The Devil Went Down to Austin (Tres Navarre #3)(77)



He wheeled around and headed for the stairs.

I smiled apologetically at Mrs. Hayes. "Nice seeing you again, ma'am."

I could feel her eyes on my back as I left, like ice cubes pressing into my shirt.

Halfway up the stairs, one of the smaller children was blocking my path. It was Clem, Mrs. Hayes' fanwielder, watching me with feral brown eyes under a mess of brown hair. He had a shoebox pinched between his knees.

"She doesn't like you," he confided.

I looked in his box. Brown and green things moved, glistening in the bottom—things about the size of almonds. My skin crawled.

Not that I hadn't seen cicadas before, but Clem had tried a new experiment. He'd put them back into their former skins—liberally Scotchtaping their desiccated shells to their bodies. He'd left some of the legs free, so the suffocating cicadas could crawl in helpless paths, going nowhere, waiting to die.

"It's a race," he confided.

I hugged the wall as I stepped around him.

Dwight's bedroom was on the left. He sat in the dark on a trundle bed, his backpack between his knees, staring dejectedly at a dumpedover bucket of toy cars on the carpet.

A bookshelf dominated the south wall—comic books in protective plastic sleeves, science fiction paperbacks, hot rod magazines, computer programming manuals, Clive Cussler novels. There was a window on the right, light filtering through the upper branches of a redbud in the backyard. Posters were thumb tacked to the wall: Nolan Ryan, Stevie Ray Vaughan, the Dallas Cowboys Cheerleaders. If the room had been any more Average Texan Boyhood it would've cracked the meter.

I started to reach for the light switch.

"Don't," Dwight said. "She doesn't like the lights on. Wastes energy."

I wondered how Dwight had gotten so tan growing up in a dark house. The answer immediately presented itself: Dwight would've left as soon and as often as possible.

"You okay?" I asked.

"The kids. It's like having a Little League team invited to trample over your childhood."

I went to the window, looked out at the yard. "At least they limit a Little League team to nine."

Dwight nodded sourly. He fished something out of his pack, threw it to me. "Good news. What I did this morning."

A handwritten label on the tape said TECHSAN. It looked no different from the eighttracks Garrett used to keep in his car when I was a kid—certainly nothing worth dying for.

"What did you find?"

Dwight zipped his bag. "What Pena will announce today. There's a sequence in the code that shouldn't be there. He'll blame it on the original programmers."

"The back door."

Dwight lay back on his bed, stared at the ceiling. "It's a beautiful subroutine. Elegant, really. And until it's closed, nothing is safe— not a single file on a client's server, as long as they're running Techsan's product."

I looked out the window. The yard below was balding crabgrass, lined by a wooden fence with missing planks. A barbecue pit squatted between a tool shed and scraggly hibiscus bushes.

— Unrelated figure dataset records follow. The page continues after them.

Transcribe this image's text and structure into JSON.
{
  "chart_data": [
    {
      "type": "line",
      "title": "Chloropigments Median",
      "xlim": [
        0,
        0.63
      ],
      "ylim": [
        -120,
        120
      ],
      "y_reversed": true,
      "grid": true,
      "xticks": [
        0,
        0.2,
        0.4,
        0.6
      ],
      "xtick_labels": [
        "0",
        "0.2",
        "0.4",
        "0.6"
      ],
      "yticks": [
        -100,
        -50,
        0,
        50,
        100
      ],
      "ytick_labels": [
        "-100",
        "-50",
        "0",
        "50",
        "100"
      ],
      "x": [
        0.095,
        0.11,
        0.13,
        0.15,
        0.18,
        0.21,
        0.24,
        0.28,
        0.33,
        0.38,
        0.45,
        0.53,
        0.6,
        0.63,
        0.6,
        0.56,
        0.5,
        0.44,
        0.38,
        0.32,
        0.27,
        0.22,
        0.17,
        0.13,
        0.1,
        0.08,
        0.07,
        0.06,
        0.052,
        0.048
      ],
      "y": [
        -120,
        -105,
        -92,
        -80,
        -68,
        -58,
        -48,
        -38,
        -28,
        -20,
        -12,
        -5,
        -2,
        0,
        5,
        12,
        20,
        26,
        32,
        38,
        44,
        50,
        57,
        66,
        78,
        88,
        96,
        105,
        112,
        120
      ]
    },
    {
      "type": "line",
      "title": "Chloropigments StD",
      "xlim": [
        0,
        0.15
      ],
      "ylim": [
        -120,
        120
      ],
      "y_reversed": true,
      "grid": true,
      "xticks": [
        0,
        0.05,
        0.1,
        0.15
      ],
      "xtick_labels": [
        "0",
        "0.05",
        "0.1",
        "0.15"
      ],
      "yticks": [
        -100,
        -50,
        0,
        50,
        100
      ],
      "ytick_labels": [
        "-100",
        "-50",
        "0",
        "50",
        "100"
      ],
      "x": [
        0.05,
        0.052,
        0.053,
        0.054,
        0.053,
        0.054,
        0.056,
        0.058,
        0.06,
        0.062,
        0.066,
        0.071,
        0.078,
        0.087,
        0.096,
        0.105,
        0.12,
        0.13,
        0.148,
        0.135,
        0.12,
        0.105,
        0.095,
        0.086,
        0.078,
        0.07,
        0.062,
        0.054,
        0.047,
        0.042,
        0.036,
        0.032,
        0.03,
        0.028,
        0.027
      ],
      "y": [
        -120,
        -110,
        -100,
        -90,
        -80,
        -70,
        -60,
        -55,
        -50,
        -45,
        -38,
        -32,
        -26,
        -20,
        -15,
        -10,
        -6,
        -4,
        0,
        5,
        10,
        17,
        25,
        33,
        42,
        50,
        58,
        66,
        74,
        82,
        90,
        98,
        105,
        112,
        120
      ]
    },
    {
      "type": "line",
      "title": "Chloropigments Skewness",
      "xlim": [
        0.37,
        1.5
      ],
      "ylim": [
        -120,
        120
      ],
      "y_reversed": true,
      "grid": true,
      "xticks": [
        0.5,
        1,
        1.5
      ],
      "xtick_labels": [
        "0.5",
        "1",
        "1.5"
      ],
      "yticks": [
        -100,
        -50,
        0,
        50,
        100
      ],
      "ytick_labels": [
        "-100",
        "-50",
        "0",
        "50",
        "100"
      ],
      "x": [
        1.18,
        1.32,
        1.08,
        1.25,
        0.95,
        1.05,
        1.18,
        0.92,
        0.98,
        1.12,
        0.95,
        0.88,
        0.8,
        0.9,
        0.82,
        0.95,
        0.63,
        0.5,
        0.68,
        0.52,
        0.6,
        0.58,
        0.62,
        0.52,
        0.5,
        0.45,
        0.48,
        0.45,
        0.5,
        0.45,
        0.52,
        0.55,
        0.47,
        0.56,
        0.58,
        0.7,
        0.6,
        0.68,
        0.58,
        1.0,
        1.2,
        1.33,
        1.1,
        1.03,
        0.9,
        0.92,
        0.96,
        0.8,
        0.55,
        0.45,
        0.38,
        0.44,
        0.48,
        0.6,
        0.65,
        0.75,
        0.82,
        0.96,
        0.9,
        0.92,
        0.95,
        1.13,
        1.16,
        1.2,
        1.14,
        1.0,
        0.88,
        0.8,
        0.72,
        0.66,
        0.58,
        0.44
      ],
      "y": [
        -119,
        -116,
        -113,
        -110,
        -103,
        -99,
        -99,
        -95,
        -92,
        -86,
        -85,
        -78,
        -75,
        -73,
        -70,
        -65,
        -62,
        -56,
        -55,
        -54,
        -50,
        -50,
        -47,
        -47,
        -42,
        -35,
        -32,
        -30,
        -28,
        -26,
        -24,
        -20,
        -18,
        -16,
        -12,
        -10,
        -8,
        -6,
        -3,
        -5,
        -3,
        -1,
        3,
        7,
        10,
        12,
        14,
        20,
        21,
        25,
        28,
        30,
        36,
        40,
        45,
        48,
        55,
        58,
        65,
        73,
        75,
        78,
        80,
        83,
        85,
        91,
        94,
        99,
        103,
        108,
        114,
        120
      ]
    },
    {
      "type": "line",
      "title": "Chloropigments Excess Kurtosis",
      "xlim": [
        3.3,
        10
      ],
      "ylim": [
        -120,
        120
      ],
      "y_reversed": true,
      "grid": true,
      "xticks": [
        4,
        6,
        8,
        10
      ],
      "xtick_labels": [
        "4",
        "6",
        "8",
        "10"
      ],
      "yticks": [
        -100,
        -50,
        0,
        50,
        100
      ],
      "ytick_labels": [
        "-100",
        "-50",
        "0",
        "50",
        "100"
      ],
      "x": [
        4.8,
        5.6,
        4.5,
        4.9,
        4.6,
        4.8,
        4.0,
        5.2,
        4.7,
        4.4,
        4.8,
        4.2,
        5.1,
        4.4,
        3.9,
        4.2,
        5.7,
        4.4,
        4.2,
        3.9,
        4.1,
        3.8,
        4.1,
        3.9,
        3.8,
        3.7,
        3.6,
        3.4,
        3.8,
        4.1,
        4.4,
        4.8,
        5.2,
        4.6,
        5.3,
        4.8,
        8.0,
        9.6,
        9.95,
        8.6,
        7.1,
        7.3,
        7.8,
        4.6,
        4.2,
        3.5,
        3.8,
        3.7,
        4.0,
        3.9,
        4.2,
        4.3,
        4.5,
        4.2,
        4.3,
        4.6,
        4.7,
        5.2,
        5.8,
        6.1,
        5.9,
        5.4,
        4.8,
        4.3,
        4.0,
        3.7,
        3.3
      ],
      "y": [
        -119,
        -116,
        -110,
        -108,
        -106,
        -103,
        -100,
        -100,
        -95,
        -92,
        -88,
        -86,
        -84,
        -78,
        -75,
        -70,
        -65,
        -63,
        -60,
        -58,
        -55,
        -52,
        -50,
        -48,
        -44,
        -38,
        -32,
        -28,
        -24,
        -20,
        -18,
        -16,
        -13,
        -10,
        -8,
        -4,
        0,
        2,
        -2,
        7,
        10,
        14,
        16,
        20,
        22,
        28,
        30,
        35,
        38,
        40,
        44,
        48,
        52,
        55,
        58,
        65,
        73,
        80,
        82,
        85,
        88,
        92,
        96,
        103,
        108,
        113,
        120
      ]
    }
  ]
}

"You said you had good news."

"It depends on whether you find Garrett," Dwight replied. "Whether he'll help. I heard—I heard about Ms. McBride. I'm sorry."

"How can Garrett help?"

"I think it would be possible to track where the stolen files were diverted to. I'm not sure. This isn't my area of expertise. But if Garrett got into the source code, if he retraced the steps of the original sender, identified the packet sniffer and the PGP key involved—he might be able to triangulate an IP address."

"In English?"

"Find the saboteur."

"Before, Garrett couldn't even find the problem in his own code."

Dwight's ears turned red. Apparently, the idea that he'd found something Garrett had missed embarrassed him.

In the backyard, one of the smaller boys—John, maybe—ducked under a loose board in the fence. He was carrying a VCR that was much too big for him. It was partially wrapped in a blue towel. He saw me watching from the window and froze. He slid the VCR behind the nearest hibiscus bush and walked toward the house, trying not to run.

The scene made me feel sad down to my bones. I'd seen my share of disturbed children in eight years of PI work, but never so many in one place.

The hell of it was, I wasn't going to talk to the kid about it. I wasn't even going to turn him in. I wondered how many days fanning the Leviathan you'd get for stealing a VCR.

"I talked to Maia this morning," I told Dwight. "She had some information about Pena."

I told him about Maia's conversation with her new pal, the deputy in Burnet County.

Dwight stared at his comic book collection, shook his head. "That doesn't mean anything."

"You knew he was adopted?"

"Of course I knew. What difference does it make?"

"The harassment of the software developers, the disappearance of Adrienne Selak—I think that's just a small sample of what Matthew's capable of. His main agenda with Techsan isn't about money. It's personal—retribution."

Dwight opened the trundle bed cabinet at his feet, yanked out an empty duffel bag. "I told you—there's no reason the deal would be personal. He never met the Techsan principals before."